Rhizome AI employs Apache AGE graph databases to model complex relationships between regulatory entities—drugs, medical devices, companies, active ingredients, therapeutic areas, FDA divisions, inspection findings, warning letters, 510(k) clearances, approval pathways, and adverse event reports. By structuring these relationships as a knowledge graph rather than flat document storage, the system can traverse multi-hop connections that would be invisible in traditional keyword search. For example, it can identify that a specific manufacturing facility cited in a recent FDA warning letter also produces components for three other approved devices, or that a particular regulatory reviewer's historical approval patterns correlate with specific submission strategies. Named Entity Recognition (NER) models automatically extract and classify regulatory entities from unstructured documents during ingestion, while entity resolution algorithms deduplicate and link mentions across different data sources (e.g., matching a company name in a warning letter to its 510(k) submissions). This graph intelligence layer powers both the chatbot's contextual understanding and emerging analytical features that help regulatory teams anticipate enforcement trends and optimize submission strategies.
It's like having a conspiracy theorist's wall of red string connecting photos and newspaper clippings—except it's actually accurate, covers every FDA document ever filed, and the connections are backed by real data instead of paranoia.

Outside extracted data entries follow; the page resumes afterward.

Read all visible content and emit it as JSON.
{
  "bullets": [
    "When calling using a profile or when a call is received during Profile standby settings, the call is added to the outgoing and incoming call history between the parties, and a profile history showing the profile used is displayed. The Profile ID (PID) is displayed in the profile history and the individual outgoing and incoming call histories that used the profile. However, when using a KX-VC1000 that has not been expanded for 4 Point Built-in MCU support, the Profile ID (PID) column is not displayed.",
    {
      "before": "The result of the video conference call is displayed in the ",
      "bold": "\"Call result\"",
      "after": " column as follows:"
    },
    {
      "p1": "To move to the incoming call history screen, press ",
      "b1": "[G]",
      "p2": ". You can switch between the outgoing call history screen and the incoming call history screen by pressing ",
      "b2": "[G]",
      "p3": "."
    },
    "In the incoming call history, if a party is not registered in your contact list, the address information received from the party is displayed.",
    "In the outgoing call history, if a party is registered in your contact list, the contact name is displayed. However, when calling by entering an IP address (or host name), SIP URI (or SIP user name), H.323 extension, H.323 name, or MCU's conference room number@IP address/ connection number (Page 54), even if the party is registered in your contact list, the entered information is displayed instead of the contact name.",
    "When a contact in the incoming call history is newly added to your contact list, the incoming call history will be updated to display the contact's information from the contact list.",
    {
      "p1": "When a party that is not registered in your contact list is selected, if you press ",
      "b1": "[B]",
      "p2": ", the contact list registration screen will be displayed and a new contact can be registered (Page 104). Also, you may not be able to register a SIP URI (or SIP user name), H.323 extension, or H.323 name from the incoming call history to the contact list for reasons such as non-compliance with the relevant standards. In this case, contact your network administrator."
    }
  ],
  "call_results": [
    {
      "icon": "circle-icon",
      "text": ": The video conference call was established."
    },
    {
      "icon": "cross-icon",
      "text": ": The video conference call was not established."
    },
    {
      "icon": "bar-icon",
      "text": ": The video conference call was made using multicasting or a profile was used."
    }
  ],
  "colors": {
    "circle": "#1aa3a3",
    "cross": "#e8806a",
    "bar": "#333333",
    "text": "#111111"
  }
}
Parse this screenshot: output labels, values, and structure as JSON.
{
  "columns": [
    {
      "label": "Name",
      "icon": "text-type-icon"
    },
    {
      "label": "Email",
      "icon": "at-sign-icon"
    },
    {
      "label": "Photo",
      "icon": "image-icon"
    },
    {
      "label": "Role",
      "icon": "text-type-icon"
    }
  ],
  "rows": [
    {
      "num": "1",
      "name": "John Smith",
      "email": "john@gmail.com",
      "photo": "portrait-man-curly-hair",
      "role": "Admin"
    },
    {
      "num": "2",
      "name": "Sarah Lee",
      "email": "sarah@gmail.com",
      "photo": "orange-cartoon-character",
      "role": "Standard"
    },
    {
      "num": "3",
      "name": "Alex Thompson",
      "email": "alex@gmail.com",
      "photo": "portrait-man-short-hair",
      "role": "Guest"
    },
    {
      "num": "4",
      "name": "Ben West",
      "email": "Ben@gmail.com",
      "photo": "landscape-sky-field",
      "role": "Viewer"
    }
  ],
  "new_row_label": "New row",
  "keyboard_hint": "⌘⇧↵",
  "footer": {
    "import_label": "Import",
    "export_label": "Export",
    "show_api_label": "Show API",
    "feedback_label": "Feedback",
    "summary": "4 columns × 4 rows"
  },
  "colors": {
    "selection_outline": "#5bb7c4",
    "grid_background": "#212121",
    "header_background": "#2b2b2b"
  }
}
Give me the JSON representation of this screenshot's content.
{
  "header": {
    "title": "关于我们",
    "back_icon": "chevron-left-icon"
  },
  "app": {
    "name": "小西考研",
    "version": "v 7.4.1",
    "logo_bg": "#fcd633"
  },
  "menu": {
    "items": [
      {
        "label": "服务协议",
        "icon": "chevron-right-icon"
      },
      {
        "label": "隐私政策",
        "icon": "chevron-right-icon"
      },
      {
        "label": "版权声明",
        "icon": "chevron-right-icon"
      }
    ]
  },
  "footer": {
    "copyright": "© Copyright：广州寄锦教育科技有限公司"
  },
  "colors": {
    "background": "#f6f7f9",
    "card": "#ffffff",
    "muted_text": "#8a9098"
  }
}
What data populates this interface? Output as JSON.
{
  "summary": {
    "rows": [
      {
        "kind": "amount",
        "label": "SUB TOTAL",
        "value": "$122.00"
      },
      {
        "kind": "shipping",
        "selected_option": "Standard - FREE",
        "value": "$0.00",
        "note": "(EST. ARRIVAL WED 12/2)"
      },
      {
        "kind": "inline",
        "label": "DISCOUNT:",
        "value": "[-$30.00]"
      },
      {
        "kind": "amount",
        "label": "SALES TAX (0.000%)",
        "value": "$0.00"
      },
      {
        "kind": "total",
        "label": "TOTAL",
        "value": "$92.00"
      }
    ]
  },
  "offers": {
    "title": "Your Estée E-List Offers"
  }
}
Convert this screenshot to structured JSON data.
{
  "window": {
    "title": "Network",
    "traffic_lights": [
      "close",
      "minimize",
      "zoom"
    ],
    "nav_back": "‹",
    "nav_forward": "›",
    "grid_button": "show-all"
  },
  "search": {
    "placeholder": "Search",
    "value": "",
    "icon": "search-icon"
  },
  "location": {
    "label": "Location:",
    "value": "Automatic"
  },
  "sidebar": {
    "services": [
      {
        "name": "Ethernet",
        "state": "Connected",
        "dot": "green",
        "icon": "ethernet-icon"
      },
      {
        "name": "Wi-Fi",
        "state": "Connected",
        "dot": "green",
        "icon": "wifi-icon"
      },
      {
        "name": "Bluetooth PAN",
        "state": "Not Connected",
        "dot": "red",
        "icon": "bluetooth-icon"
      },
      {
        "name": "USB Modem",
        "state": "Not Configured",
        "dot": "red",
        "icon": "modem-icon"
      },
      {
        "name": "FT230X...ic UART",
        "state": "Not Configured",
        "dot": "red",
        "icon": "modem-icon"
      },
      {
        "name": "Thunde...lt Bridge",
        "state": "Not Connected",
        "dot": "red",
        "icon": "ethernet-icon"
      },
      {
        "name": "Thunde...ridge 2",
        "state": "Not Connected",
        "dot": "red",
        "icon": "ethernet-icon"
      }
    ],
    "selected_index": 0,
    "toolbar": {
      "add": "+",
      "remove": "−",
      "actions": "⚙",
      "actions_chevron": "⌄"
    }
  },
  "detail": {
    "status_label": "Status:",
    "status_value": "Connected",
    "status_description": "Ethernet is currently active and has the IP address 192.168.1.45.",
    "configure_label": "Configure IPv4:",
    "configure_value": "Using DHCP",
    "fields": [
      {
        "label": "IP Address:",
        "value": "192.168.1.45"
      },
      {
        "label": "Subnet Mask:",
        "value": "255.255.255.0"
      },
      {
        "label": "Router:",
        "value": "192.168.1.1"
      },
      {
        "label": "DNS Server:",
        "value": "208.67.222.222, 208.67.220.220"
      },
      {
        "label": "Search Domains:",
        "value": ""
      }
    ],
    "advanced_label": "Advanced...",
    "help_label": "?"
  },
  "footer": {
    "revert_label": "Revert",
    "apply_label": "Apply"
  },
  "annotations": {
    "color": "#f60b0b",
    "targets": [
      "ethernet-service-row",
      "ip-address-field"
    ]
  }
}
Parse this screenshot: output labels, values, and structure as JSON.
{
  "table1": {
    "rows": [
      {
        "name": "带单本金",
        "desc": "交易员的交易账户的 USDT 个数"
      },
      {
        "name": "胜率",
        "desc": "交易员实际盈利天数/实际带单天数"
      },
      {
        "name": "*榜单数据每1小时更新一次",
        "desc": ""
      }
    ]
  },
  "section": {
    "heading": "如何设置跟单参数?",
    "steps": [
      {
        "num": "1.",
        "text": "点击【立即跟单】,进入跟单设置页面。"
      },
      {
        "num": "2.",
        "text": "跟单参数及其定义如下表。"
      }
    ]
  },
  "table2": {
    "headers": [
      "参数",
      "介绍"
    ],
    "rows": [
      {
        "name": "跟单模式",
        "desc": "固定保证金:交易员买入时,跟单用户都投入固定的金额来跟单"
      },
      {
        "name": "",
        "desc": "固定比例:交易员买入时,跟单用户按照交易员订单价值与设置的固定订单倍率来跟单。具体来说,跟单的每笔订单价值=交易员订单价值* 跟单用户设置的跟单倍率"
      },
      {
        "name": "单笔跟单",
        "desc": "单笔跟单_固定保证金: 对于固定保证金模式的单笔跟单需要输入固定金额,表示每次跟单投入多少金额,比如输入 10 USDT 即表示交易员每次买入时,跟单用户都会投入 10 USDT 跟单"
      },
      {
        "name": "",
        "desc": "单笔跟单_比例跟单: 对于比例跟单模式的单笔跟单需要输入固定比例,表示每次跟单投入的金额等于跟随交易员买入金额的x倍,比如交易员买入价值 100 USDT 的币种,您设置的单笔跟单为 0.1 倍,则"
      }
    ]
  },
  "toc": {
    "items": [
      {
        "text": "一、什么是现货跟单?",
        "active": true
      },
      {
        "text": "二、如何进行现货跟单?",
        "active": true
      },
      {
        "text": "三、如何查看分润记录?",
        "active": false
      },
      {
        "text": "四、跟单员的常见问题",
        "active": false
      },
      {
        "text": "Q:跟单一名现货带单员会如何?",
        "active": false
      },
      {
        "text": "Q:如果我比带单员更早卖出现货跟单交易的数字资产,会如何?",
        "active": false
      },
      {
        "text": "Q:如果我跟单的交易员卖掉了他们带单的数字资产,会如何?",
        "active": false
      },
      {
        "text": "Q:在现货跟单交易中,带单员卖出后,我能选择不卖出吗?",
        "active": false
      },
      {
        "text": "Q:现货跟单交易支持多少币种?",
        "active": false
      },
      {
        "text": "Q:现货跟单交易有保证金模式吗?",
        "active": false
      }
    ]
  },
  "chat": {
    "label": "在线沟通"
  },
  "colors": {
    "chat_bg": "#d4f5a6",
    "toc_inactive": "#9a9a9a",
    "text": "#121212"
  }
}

<p>Automated regulatory document ingestion, classification, and normalization pipeline that continuously processes thousands of FDA and global health authority documents into a structured, searchable, and AI-ready knowledge base with weekly refresh cycles.</p>
It's like having a tireless intern who reads every new FDA document the moment it's published, perfectly organizes it, and files it exactly where your AI can find it.
Rhizome AI's engineering team has built a fully automated data pipeline that continuously ingests, cleans, normalizes, classifies, and indexes regulatory documents from 30+ heterogeneous data sources including FDA.gov (guidance documents, warning letters, 510(k) summaries, drug approval packages, inspection databases, advisory committee transcripts), EMA databases, ClinicalTrials.gov, and other global health authorities. The pipeline handles diverse document formats (PDFs, HTML pages, structured databases, XML feeds) and applies ML-driven document classification to automatically categorize each document by type, therapeutic area, device class, regulatory pathway, and jurisdiction. Text extraction models handle complex layouts including multi-column PDFs, tables, headers/footers, and embedded images. Deduplication algorithms identify and merge overlapping or updated versions of documents, maintaining a single source of truth. The normalization layer standardizes terminology across sources (e.g., mapping different naming conventions for the same drug or device across FDA and EMA databases). Once processed, documents are chunked at optimal granularity, embedded using dense vector models, and indexed in both the vector store and graph database for retrieval. The entire pipeline runs on weekly refresh cycles, ensuring the knowledge base stays current with the latest regulatory actions—a critical requirement in an industry where a single missed guidance update can derail a submission timeline.
It's like a Roomba for regulatory paperwork—it quietly runs in the background, sucks up every new FDA document from every corner of the internet, sorts them into perfectly labeled folders, and never once complains about reading a 400-page guidance document at 3 AM.
Chetan Mishra combines deep ML engineering experience from EvolutionaryScale and Instabase with a proprietary validation layer that eliminates hallucinations,a critical trust requirement in regulated industries where a single incorrect citation can delay a drug approval by months or cost millions in compliance failures.